Poland Mulls Major Military Reserve Reform Amid Russia Threats

Poland is considering overhauling its military reserve force amid concerns that Russia’s invasion of Ukraine could spread to NATO.

Warsaw’s defense ministry said it is convinced that the potential war would “be long and bloody,” highlighting the importance of a large reserve force to defend the country.

Under the planned reform, around 150,000 people under the age of 55 would be recruited as active military reservists by 2039.

They would be attached to specific units and undergo regular training to update their skills.

“We want to shift the focus from a ‘passive reserve’ to an active reserve that is constantly in touch with specific units, participating in their daily routine,” Poland’s Chief of the General Staff Wiesław Kukuła said.

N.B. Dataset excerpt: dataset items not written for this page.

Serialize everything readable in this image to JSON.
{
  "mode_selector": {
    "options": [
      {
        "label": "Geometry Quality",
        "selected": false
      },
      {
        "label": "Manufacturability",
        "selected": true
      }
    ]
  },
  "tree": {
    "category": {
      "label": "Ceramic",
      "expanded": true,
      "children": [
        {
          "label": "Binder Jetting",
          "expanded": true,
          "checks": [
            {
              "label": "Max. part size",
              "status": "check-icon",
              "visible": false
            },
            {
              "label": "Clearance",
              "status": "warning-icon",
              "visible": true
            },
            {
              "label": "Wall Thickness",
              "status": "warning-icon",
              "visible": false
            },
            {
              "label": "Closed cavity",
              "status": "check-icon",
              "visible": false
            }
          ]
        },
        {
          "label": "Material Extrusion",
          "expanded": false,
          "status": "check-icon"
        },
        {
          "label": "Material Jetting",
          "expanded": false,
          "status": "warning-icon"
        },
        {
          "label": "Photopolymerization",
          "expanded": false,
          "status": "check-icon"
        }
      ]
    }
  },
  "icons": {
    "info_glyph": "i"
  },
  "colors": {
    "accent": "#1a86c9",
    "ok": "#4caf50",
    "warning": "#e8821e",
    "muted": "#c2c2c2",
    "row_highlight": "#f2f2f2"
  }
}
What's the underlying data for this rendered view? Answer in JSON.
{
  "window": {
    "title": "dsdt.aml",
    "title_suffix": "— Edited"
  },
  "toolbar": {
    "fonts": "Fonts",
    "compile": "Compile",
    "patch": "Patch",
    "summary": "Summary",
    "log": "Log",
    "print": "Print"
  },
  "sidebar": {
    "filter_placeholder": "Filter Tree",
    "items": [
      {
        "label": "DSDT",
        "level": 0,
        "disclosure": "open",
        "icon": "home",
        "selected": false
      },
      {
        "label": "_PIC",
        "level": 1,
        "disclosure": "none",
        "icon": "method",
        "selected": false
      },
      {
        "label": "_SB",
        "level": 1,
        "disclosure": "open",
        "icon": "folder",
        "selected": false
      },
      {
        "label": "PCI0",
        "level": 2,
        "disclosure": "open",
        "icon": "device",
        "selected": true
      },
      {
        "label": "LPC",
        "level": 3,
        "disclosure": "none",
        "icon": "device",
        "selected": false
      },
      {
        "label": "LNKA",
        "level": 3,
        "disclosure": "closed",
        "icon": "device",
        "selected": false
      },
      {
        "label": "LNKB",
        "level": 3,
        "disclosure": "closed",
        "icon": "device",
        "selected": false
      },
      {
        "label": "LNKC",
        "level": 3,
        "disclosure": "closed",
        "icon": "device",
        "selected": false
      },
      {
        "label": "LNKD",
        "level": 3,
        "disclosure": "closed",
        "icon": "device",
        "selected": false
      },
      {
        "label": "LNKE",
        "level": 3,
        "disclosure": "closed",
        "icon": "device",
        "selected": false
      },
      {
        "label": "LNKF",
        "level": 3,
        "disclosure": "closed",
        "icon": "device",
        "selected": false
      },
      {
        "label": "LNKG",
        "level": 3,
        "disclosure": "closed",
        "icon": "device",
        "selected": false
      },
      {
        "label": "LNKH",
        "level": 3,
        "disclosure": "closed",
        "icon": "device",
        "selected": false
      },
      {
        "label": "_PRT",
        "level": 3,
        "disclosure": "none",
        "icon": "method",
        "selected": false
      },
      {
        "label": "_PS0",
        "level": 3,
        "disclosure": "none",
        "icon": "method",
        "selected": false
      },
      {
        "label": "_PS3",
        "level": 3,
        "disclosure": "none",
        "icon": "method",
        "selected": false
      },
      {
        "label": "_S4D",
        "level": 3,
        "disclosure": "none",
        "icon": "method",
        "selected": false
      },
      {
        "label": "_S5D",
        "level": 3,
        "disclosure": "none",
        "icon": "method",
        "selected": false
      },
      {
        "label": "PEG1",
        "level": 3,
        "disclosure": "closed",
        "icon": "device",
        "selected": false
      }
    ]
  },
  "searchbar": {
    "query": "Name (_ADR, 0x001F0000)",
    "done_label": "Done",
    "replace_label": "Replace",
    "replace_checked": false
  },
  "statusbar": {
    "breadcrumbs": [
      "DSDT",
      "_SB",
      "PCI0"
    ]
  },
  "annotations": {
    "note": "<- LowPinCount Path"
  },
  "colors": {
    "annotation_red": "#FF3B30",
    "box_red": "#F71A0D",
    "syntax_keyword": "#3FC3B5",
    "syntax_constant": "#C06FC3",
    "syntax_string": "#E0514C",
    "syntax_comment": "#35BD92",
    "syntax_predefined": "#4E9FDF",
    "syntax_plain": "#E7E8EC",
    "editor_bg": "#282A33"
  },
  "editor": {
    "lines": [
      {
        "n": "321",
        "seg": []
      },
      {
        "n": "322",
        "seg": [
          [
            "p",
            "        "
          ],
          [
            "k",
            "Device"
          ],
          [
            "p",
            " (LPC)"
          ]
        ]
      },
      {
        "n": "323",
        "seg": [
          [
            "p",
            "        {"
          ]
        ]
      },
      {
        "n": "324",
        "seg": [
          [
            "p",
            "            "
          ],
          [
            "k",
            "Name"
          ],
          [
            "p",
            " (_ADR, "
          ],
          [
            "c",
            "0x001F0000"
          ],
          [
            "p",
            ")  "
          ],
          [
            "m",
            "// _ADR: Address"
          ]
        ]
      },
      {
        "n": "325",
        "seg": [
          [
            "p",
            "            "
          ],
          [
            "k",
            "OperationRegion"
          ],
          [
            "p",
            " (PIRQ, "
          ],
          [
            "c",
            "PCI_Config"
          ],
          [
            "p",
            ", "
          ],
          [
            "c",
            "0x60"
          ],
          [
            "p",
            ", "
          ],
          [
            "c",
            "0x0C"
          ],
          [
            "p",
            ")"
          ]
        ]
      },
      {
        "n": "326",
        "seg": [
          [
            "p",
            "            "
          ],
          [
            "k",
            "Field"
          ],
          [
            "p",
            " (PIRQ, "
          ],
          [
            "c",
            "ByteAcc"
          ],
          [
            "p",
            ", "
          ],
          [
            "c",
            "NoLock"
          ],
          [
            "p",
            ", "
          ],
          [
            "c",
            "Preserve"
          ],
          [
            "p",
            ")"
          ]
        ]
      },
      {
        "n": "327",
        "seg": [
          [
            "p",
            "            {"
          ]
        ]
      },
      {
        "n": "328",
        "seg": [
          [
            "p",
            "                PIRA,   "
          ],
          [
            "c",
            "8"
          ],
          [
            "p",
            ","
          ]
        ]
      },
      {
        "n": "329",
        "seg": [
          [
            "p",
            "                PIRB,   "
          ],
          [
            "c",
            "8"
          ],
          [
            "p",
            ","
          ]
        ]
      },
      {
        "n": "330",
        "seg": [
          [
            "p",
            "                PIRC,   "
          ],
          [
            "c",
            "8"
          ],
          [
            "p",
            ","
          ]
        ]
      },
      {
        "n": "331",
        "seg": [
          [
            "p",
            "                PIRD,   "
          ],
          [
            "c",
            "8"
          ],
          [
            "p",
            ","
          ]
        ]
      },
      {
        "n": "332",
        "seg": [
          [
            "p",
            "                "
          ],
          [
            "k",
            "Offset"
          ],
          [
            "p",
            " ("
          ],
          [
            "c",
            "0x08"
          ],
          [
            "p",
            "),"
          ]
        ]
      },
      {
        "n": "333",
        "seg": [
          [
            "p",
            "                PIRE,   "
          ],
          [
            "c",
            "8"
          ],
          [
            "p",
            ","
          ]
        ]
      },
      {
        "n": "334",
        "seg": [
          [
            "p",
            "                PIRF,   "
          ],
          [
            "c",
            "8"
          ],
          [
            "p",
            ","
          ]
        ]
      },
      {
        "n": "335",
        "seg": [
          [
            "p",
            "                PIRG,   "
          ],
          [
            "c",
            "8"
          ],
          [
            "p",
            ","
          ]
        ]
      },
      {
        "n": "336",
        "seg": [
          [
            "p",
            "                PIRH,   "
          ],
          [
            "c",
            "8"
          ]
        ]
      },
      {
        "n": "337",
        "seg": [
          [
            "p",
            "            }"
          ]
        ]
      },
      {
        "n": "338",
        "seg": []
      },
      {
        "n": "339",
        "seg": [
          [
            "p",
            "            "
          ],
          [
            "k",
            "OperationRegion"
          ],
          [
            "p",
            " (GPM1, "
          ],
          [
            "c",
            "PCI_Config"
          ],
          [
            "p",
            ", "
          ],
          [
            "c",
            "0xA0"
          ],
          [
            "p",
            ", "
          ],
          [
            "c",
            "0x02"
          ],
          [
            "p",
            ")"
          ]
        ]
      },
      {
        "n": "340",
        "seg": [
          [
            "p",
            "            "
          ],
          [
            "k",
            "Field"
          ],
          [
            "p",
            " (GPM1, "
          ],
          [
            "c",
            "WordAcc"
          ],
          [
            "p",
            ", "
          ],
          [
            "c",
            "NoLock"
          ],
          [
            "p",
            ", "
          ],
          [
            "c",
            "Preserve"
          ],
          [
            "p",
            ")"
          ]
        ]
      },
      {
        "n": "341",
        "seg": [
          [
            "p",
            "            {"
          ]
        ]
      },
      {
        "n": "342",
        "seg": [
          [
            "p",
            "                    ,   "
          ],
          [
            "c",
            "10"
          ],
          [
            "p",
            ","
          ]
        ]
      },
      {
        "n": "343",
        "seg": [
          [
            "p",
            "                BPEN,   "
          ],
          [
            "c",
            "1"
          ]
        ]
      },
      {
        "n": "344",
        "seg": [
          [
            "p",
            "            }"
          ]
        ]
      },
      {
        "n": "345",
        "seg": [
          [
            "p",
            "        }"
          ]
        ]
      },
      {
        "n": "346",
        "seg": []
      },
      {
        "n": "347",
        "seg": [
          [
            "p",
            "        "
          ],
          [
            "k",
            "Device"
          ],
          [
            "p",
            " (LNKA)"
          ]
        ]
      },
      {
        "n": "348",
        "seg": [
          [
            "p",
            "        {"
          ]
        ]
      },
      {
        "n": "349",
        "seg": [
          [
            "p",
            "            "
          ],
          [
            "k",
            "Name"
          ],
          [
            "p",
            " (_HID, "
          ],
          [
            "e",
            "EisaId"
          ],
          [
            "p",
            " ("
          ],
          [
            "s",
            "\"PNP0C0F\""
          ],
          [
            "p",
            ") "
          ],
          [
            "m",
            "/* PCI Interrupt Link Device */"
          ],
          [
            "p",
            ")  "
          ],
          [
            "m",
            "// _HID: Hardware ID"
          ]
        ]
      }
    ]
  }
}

To accommodate the target number of reservists, the defense ministry vows to ensure equipment availability and improved quality of training.

Greater Role

Earlier this year, a leaked German military document claimed that Russia may attack a NATO member state after its invasion of Ukraine.

The claim was further fueled by Moscow’s ongoing mobilization, continual troop movements, and missile deployments in the west.

Another classified report suggested that signs point to Russian President Vladimir Putin preparing his military to invade a NATO country by 2026.

By then, the nation may have doubled its military strength.

Poland’s reserve force initiative reflects its acknowledgment of the greater role these volunteers will play in national security.

“Most of the regular military will not see its end,” Kukula said, pertaining to a potential war. “It will be ended by the reservists.”